23 Nisan 2012 Pazartesi

Galatasaray 1 Fenerbahçe 2

Teknik taktik detaylara hiç girilmeden anlatılacak bir maç. Oyuncuları yenilese de taraftarından teknik direktörüne hatta yardımcılarına kadar Fenerbahçe hezimetleri ile büyümüş bir Galatasaray var karşımızda. Tek kalede oynasa, topu maç boyunca kontrol de etse Fenerbahçe her zaman Galatasaray'ı yenicek bir yol buluyor. Bunu kimi zaman Volkan'ın müthiş kurtarışları ile yapıyor kimi zamanda Kadıköy'deki 6-0'lık galibiyetlerle. Dün akşam ilk 15 dakika herşeyi yapan ama Fenerbahçe'nin ilk atağında golü kalesinde gören Galatasarayılıların golden sonraki görüntüleri aslında Fenerbahçe'nin tüm takım üzerinde yarattığı tahribatı gözler önüne seriyor.

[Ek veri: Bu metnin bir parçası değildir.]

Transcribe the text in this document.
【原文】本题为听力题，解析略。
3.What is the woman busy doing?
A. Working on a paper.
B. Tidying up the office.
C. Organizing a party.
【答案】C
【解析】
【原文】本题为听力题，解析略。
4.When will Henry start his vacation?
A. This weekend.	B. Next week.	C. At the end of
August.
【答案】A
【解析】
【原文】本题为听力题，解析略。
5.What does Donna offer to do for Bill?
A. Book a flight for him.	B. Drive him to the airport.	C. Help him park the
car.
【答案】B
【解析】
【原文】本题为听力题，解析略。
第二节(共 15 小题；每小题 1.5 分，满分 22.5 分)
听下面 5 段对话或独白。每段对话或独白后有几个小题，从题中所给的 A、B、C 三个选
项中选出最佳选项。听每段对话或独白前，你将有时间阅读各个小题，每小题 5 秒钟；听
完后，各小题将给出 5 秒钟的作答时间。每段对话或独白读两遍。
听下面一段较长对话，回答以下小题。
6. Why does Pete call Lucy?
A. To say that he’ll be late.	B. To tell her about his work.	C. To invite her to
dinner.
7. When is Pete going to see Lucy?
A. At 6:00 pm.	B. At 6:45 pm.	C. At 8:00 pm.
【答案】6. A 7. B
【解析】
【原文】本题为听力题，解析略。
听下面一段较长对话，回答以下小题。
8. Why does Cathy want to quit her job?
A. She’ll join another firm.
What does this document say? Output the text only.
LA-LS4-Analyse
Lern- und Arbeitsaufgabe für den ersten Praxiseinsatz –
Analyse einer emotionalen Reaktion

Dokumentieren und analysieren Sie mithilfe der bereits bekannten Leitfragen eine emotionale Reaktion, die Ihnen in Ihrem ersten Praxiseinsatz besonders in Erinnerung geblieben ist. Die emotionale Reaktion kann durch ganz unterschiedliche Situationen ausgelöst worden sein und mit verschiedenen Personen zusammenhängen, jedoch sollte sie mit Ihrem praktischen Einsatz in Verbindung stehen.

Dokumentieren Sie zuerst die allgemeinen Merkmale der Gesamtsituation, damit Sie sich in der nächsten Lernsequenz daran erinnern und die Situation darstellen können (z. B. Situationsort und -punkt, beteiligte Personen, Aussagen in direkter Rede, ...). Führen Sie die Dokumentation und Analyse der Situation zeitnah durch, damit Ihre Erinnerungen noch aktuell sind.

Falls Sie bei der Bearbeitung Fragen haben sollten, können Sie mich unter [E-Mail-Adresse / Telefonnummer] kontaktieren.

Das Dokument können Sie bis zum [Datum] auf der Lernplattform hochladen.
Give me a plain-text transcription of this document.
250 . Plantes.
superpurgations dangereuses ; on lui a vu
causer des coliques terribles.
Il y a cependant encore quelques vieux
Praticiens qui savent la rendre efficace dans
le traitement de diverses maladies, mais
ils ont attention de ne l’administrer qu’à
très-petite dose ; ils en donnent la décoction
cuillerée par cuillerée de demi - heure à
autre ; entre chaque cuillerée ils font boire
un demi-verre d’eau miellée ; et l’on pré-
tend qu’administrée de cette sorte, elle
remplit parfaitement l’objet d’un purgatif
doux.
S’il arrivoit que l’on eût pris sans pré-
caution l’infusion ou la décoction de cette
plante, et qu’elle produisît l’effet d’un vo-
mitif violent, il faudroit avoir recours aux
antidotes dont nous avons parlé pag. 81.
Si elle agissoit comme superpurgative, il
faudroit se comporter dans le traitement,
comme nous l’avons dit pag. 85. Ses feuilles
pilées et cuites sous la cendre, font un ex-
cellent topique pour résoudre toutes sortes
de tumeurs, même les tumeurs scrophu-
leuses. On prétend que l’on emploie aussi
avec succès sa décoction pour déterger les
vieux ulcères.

Yine olmuyacak, yine yenicekler bizi düşüncesi yavaş yavaş bünyeye yayılıp, vücudu ele geçiriyor ve Stoch'un vurduğu darbe ile Galatasaray tamamen yerle bir oluyor. 

Dün akşamın tartışmasız yıldızı Volkan Demirel'di. Ayağına ilk top geldiğinde taraftarın tepkisine ve küfürlerine maruz kalınca var olan direnci anında katlandı. Maç boyunca bu gol nasıl kaçar dedikleri pozisyonların hepsinde doğru yerde ve pozisyonda idi. Hakemin yere düşen tüm Galatasaraylılara faul verdiği dakikalarda, Selçuk İnan'ın muhteşem frikiğini dahi çıkartıcaktı. Futbolun adaleti yok, oyunu biz oynadık gibi geyiklerle vakit geçirenlere bakarsanız futboldan zevk alamazsınız. Dün akşam Fenerbahçe'nin bize yaşattığı sevinci kelimelerle anlatamam. Hele böylesine güzel bir duyguyu, karşınızda goller kaçtıkça kızarıp bozaran Galatasaray'lıları izleyerek yaşamak paha biçilemez bir an. Fenerbahçe kötü oynadı, oyunu kontrol edemedi ama topu filelere gönderen taraftı. Aynı Fenerbahçe müthiş oynayıp 1-1 berabere biten maçla şampiyonluğu kaybetti. Kimse Fenerbahçe iyi oynadı kupa onların hakkı falan demedi, 1-2 seneye o maçta gösterilen performansı bile hatırlayan çıkmaz. Barcelona, Şampiyonlar Ligin'de bütün maçı kontrol ettiği, 2 topunun direkten döndüğü maçtan 1-0 mağlup ayrıldı. Futbol bu yüzden güzel zaten. Kötü oynasan da, topu kontrol etmesen de attığın bir golün galibiyeti getirdiği bir oyun. Dün kişisel olarak gözlemlediğime göre bu galibiyet Johnson'ın attığı frikiğin Galatasaray üzerinde bıraktığı tramvadan daha büyük bir etki yaptı. Hele bu işin sonunda Galatasaray 2 puanlık avantajını yitirirse siz seyreyleyin gümbürtüyü. O her maç çalınan penaltılar, kırmızı kartlar falan unutulur, ne Tff kalır ne başka birşey. Tüm sezon Beşiktaş ve Trabzonspor'un ortalarda gözükmediği ve Fenerbahçe'nin futbol hariç herşeyle uğraşmak zorunda kaldığı, kolunun kanadının kırıldığı bir ortamda çantada keklik görülen,  oynadıkları oyunu Barcelona'ya benzetmeye dahi giden(bu aklıma geldikçe gülüyorum) ve fazlasıyla kendini üstün gören takıma tokadı en büyük rakibi atınca tramva da daha büyük oluyor. Galatasaray hala 2 puan fark var, avantaj bizde, gider Kadıköy'de yeneriz,  falan dese de dün akşam oynanan maç sonunda psikolojik avantaj Fenerbahçe'nin eline geçti. Bu maçtan sonra hem takımın hem Fatih Terim'in maç içinde nasıl kontrolünü kaybediceklerini hep beraber gözlemliyeceğiz. Dün gece beni Alice in Wonderland kıvamına getiren, kaşla göz arası bir büyük devirten Fenerbahçe'ye, özellikle Volkan Demirel'e helal olsun.  
Not: Bu maç yazısı, yoğun subjektiflik içerisinde, 3 Temmuz'dan bu yana yaşananların, taraftar üzerinde bıraktığı etki altında yazılmıştır.